Ce passage, d'une puissance émotionnelle saisissante, illustre la fracture entre les promesses politiques et la réalité vécue par les populations de l'Est. L'artiste dénonce une indifférence coupable et un effritement de la solidarité nationale.
Damso élargit ensuite sa critique aux secteurs sociaux. Il décrit un système de santé à bout de souffle, où " certains hôpitaux fonctionnent encore à la bougie ", et où " celui qui vole l'argent des malades trahit la vie elle-même ".
Concernant la gratuité scolaire, le rappeur se montre tout aussi sévère : " Sans enseignants payés, sans encadrement ni respect du corps enseignant, elle n'a produit qu'illusions et désordre."
Sur le plan économique, il dénonce l'illusion des chiffres officiels : " Les rapports parlent de croissance, mais le peuple congolais survit avec moins de deux dollars par jour, pendant que les ressources nationales enrichissent d'autres nations. "
Dans cette fresque sociale et politique, Damso peint un Congo fracturé, où la richesse du sous-sol contraste avec la misère du quotidien, et où la corruption, selon lui, est devenue " la langue officielle du pays ".
UN APPEL A LA CONSCIENCE NATIONALE
Malgré la dureté du ton, le message de Damso se termine sur une note d'espoir, mêlée de dignité: " Ce message n'est pas une insulte, bien au contraire.

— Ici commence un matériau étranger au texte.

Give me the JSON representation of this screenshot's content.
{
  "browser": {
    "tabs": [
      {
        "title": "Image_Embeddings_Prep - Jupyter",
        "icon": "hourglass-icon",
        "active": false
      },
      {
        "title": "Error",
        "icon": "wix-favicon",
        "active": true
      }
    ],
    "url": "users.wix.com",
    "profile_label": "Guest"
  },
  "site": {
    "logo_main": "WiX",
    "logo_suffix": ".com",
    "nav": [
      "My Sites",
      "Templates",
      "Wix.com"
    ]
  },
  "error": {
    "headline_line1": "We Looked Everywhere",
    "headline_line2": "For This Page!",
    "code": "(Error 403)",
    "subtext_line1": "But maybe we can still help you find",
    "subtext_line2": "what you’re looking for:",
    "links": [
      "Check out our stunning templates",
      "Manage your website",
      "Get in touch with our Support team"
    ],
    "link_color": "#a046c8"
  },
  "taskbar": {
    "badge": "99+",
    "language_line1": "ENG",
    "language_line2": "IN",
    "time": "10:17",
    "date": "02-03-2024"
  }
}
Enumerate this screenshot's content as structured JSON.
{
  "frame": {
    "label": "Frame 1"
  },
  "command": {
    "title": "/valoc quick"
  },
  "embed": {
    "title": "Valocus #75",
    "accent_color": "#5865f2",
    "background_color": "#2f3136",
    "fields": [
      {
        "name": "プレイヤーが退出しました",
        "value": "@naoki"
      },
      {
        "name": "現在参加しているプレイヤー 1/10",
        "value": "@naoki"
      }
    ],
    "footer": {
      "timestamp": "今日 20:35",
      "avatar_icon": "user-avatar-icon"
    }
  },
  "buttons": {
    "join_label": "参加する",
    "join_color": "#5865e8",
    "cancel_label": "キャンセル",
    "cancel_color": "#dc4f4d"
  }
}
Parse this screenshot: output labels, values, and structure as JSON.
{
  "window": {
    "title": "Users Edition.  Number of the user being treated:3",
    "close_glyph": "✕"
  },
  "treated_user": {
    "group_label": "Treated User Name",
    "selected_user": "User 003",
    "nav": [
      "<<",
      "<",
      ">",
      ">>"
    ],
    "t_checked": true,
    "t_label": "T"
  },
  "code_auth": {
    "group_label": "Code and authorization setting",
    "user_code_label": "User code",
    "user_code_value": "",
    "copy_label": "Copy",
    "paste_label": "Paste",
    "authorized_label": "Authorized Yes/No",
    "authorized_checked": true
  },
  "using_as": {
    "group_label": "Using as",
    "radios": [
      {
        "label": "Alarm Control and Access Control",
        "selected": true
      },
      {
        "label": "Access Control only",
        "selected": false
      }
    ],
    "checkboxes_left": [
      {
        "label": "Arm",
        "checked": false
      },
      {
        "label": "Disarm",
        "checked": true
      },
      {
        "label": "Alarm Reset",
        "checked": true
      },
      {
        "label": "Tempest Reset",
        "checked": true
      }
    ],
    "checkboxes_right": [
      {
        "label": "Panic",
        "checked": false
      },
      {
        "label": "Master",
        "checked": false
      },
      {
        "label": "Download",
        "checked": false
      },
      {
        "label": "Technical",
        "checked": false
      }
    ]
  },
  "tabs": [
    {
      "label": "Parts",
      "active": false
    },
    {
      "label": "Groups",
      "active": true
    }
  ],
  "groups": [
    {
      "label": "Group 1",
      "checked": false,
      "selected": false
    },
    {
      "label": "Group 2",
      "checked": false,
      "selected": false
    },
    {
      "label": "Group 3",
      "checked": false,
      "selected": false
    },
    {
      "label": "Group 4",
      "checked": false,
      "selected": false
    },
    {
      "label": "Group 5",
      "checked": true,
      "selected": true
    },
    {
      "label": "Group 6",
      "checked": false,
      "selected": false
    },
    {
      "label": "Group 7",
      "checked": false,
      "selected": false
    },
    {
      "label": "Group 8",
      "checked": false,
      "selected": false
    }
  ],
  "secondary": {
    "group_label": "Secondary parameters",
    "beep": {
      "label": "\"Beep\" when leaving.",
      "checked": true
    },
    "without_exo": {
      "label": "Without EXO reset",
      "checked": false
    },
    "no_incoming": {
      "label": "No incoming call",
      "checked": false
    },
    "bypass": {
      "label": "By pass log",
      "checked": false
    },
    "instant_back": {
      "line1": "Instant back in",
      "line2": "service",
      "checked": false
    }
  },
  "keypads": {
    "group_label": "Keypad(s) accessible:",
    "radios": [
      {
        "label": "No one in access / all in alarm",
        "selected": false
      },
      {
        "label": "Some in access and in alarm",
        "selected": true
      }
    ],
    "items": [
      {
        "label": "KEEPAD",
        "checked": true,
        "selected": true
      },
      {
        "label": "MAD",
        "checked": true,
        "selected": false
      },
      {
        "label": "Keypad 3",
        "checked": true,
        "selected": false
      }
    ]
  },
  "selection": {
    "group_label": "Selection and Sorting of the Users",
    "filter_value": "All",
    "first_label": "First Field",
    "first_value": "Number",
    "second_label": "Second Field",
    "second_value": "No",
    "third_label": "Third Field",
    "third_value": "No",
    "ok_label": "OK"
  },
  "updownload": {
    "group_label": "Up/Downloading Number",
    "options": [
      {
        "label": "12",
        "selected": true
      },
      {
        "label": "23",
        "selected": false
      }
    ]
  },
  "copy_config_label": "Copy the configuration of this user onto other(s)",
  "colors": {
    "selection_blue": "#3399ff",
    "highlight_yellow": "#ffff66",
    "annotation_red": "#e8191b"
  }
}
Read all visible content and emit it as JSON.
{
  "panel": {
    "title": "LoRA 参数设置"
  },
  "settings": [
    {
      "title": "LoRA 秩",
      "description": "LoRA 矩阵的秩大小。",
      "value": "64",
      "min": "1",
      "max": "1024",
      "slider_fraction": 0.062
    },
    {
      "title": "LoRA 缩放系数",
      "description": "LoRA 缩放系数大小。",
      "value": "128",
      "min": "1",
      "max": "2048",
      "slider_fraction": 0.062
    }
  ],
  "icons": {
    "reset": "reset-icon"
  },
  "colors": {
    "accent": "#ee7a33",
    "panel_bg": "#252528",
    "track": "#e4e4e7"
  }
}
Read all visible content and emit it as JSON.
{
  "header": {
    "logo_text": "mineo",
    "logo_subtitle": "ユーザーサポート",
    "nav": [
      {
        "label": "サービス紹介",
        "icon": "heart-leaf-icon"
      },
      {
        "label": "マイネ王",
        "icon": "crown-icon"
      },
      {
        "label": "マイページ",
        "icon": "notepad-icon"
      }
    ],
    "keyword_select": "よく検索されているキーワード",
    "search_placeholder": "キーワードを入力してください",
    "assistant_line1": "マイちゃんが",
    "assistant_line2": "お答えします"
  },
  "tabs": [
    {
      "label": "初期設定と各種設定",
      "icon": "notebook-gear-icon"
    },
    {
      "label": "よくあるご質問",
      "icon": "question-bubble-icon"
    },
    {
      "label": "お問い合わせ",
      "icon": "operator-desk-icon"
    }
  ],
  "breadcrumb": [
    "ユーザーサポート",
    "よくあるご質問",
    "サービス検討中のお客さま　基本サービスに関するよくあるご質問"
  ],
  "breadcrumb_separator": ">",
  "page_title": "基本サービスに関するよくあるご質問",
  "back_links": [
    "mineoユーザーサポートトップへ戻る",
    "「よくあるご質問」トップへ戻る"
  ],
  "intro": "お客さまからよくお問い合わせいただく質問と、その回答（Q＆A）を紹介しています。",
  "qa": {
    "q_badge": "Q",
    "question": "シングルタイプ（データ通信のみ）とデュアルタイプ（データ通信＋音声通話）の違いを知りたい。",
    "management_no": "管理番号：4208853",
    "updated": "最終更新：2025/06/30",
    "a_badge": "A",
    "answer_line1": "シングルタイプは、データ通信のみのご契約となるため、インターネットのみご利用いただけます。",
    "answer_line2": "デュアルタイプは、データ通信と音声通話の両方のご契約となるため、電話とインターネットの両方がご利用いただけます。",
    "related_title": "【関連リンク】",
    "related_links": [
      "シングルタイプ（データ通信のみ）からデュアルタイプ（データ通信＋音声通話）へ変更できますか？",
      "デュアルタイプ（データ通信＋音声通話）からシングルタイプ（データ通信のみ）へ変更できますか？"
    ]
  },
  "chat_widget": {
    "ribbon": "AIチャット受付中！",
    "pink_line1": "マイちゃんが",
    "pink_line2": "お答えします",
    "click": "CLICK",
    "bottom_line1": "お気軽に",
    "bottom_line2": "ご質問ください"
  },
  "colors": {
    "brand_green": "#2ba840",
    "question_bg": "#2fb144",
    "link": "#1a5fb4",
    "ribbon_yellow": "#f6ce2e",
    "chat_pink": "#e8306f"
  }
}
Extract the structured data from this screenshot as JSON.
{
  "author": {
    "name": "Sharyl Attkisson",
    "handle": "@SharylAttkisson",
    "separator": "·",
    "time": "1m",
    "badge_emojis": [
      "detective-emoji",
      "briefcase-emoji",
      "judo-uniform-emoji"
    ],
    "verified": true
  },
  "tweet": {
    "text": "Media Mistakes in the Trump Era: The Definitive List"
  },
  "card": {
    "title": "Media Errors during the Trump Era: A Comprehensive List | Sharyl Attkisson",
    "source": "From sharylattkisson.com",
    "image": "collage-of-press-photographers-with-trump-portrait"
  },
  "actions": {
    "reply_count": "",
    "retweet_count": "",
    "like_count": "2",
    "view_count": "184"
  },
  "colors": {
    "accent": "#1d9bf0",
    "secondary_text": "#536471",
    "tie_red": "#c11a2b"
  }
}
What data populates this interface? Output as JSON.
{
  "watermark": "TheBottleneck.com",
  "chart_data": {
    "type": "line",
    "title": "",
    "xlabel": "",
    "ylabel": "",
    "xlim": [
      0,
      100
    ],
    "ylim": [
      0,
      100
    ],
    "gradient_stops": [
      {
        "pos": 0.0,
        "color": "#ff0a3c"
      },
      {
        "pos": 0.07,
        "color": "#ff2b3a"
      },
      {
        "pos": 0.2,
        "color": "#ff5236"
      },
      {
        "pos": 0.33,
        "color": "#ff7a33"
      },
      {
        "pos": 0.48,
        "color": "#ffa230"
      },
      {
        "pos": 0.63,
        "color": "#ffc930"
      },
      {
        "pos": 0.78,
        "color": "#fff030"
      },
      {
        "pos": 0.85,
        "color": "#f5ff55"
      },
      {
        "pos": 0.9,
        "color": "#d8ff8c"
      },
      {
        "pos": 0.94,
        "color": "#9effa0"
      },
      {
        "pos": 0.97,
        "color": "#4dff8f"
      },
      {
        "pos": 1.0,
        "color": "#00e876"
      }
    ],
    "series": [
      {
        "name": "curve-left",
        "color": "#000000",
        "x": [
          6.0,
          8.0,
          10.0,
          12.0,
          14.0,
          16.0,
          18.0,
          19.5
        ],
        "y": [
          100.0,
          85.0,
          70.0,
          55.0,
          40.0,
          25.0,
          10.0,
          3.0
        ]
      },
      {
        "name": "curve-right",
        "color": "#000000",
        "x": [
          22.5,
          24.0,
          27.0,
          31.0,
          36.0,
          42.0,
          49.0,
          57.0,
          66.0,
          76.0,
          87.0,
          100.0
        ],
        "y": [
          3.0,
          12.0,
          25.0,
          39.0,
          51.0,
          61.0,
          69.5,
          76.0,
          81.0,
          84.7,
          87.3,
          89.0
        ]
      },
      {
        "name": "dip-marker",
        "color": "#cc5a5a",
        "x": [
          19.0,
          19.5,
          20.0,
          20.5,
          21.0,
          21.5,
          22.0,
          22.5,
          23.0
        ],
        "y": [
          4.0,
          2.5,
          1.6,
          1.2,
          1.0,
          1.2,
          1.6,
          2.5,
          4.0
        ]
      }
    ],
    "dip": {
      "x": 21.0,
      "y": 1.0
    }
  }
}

C'est un cri sourd, né de la fatigue d'un espoir qui s'éteint mais ne renonce pas. (…) Le Congo n'a plus besoin de promesses, il a besoin d'une gouvernance honnête, juste et déterminée. "
Ce texte, déjà largement relayé sur les réseaux sociaux, résonne comme un appel à la responsabilité morale et politique du pouvoir congolais. Il traduit aussi une prise de parole rare dans le monde artistique francophone, où peu d'artistes osent interpeller directement les dirigeants sur la situation de leur pays d'origine.
UN ARTISTE ENGAGE, ENTRE MUSIQUE ET CONSCIENCE
Ce n'est pas la première fois que Damso mêle art et engagement. Le 21 février 2025, il participait au morceau Free Congo, une collaboration puissante réunissant les rappeurs d'origine congolaise Gradur, Ninho, Josman, Youssoupha et Kalash Criminel. Le titre, qui dénonce les violences dans l'Est du pays, visait à sensibiliser le public international à la tragédie humanitaire qui y sévit depuis des années.
Né le 10 mai 1992 à Kinshasa, Damso s'est imposé comme l'une des figures majeures du rap francophone. Lauréat d'une Victoire de la musique en 2019 pour son album Lithopédion, et récompensé à plusieurs reprises aux D6bels Music Awards et aux Octaves de la musique, il a su marier succès commercial et profondeur artistique.